By Tracey O’Neil
The NMSU Flying Aggies boarded NASA’s “Weightless Wonder” with a new team and a new experiment this summer to perform experimentation in microgravity that could improve the future of space flight. NMSU has been sending Flying Aggie teams to Houston since 2001.
Mechanical engineering students Jeremy Bruggemann, Ryan Cole, Micah Kecman and Gwynne Skaggs-Ryan, along with electrical engineering student Jacob Gilbert, designed the experiment selected to participate in NASA’s Reduced Gravity Student Flight Opportunities Program. This summer, the team traveled to the Johnson Space Center in Houston, Tex. To board the modified McDonnell Douglas DC-9 jetliner to conduct their microgravity experiment.
The team was selected for the competitive NASA program this year for its proposed Inertial Property Algorithm Verification (IPAV) experiment. The project is designed to verify a new algorithm for identifying a spacecraft’s changing inertial properties formulated by Ou Ma, mechanical engineering professor and technical adviser to the team.
Before the team’s departure for Houston, Taylor Owens, an electrical engineering student, assisted the team with the programming for the control system while Joshua Miller, also an electrical engineering student, helped with some of the electrical aspects of the project.
The first week of the team’s 10-day Houston visit included physiological training and time for the team to ready their experiment for flight. The team members were split for two separate flights. Thirty times on each flight, the plane “noses over” the top of a parabola and as it heads back down toward Earth, the plane’s passengers experience about 25 seconds of microgravity.
Aware that they only had limited amount of time in which to perform the experiment, the team designed its experiment to perform and record specified actions while experiencing zero gravity while team members observed and ensured the apparatus did not get damaged when time was up.

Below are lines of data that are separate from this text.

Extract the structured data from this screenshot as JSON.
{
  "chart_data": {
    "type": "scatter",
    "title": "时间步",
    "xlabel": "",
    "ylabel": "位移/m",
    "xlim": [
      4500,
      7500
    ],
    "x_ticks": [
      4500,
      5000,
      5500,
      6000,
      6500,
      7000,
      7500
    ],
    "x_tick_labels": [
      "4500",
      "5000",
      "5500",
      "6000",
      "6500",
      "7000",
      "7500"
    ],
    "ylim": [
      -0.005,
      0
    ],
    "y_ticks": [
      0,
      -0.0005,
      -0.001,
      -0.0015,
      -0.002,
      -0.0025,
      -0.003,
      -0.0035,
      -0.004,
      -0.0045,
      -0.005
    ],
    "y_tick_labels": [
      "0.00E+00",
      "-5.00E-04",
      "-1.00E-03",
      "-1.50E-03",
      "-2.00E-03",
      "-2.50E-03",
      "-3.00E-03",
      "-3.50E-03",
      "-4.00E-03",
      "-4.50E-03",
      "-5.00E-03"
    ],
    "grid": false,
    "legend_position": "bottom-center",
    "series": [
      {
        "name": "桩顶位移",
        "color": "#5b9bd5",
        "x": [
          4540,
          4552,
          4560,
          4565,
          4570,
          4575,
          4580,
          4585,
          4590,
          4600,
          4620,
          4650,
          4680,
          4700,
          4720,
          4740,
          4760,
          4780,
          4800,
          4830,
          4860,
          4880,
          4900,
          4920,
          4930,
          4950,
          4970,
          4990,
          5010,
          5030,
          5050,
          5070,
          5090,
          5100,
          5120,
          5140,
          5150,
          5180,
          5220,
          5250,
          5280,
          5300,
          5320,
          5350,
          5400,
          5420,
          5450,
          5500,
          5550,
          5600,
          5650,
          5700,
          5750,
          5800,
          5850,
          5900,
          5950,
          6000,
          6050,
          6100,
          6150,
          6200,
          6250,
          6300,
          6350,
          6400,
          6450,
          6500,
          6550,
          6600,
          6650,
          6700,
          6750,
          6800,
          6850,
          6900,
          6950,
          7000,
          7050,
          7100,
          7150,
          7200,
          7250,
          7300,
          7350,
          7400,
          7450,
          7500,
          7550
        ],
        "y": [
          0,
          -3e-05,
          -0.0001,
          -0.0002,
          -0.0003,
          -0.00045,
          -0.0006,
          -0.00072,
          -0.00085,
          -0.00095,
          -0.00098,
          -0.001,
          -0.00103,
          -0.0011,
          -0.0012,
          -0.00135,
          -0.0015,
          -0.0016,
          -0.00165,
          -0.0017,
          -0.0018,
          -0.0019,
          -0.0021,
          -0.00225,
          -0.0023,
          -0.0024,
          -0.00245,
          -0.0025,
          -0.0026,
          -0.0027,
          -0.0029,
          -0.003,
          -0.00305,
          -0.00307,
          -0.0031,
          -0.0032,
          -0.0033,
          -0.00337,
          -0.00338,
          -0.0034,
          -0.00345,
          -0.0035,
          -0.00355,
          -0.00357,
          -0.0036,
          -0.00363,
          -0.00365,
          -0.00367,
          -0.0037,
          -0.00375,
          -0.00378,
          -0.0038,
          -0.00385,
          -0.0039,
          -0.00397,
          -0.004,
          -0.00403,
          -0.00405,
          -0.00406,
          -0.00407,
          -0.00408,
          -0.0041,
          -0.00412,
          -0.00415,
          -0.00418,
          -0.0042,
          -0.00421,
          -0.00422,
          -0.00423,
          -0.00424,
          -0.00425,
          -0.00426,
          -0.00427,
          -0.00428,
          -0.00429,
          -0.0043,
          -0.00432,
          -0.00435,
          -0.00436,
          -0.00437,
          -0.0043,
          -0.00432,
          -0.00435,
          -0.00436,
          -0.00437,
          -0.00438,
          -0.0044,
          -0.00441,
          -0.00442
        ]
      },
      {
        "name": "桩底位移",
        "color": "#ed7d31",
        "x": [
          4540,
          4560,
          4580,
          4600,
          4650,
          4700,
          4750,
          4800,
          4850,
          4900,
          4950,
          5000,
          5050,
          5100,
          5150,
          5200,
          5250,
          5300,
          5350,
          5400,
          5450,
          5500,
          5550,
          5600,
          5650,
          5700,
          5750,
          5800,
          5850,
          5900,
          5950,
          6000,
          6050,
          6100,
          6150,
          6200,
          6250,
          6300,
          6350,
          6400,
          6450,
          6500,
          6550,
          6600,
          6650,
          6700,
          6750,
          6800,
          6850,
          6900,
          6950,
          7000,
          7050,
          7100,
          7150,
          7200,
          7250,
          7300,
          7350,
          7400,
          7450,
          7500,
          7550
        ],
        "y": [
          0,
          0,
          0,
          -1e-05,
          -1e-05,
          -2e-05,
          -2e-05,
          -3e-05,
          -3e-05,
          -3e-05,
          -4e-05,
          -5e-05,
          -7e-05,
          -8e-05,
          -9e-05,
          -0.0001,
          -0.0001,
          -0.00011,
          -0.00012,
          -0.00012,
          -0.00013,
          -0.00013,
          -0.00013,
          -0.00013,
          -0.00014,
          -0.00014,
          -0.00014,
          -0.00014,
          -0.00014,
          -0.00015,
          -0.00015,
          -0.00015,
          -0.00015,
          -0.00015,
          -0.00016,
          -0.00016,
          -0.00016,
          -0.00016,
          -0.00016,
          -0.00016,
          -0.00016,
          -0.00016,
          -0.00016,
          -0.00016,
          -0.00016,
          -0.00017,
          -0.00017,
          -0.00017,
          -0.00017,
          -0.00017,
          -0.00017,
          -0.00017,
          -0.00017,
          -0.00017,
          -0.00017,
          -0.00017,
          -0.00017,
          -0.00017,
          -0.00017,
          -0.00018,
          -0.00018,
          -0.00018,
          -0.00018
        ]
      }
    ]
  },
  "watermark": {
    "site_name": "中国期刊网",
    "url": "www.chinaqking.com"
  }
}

As the 25 seconds of microgravity commenced, one team member released the box-shaped device with a robotic arm attached on top into a free-floating state. Upon being released, the robotic arm began to extend and contract in intervals of 90 degrees to 180 degrees. During these intervals the angular velocity and acceleration of the entire floating system began to change. These parameters were measured and recorded by sensors on board the free floating system. The students are currently processing the data that was recorded and will input it into the algorithm to generate a large set of results. These results will then be compared to results that have been produced at NMSU using precision laboratory equipment in order to verify the algorithm’s accuracy.
Bruggemann said that theoretical studies of the algorithm have shown it to be capable of generating highly accurate results. However, the algorithm needs to be experimentally verified. That is why the experiment needed to be performed. Bruggemann indicated that, in all, the experiment went well due to the efforts of the whole team. If the experiment were to be conducted again, however, the team would improve the release system for the equipment used for generating constant initial conditions of the floating system.
“In all things, we learn from our failures,” Bruggemann said as he described some of the difficulties they encountered in microgravity. He went on to say, “the data obtained is going to help us achieve our goal and possibly contribute to the advancement of spaceflight technology. If proven to be accurate, the algorithm could be implemented to make space flight more efficient and provide savings in fuel.”
Stomachs turned on the flight reminding everyone why the aircraft is sometimes referred to as the “vomit comet.”
“I think the best part of the experience was the experience itself,” Bruggemann said. “It was an invaluable experience that I wouldn’t trade for anything.”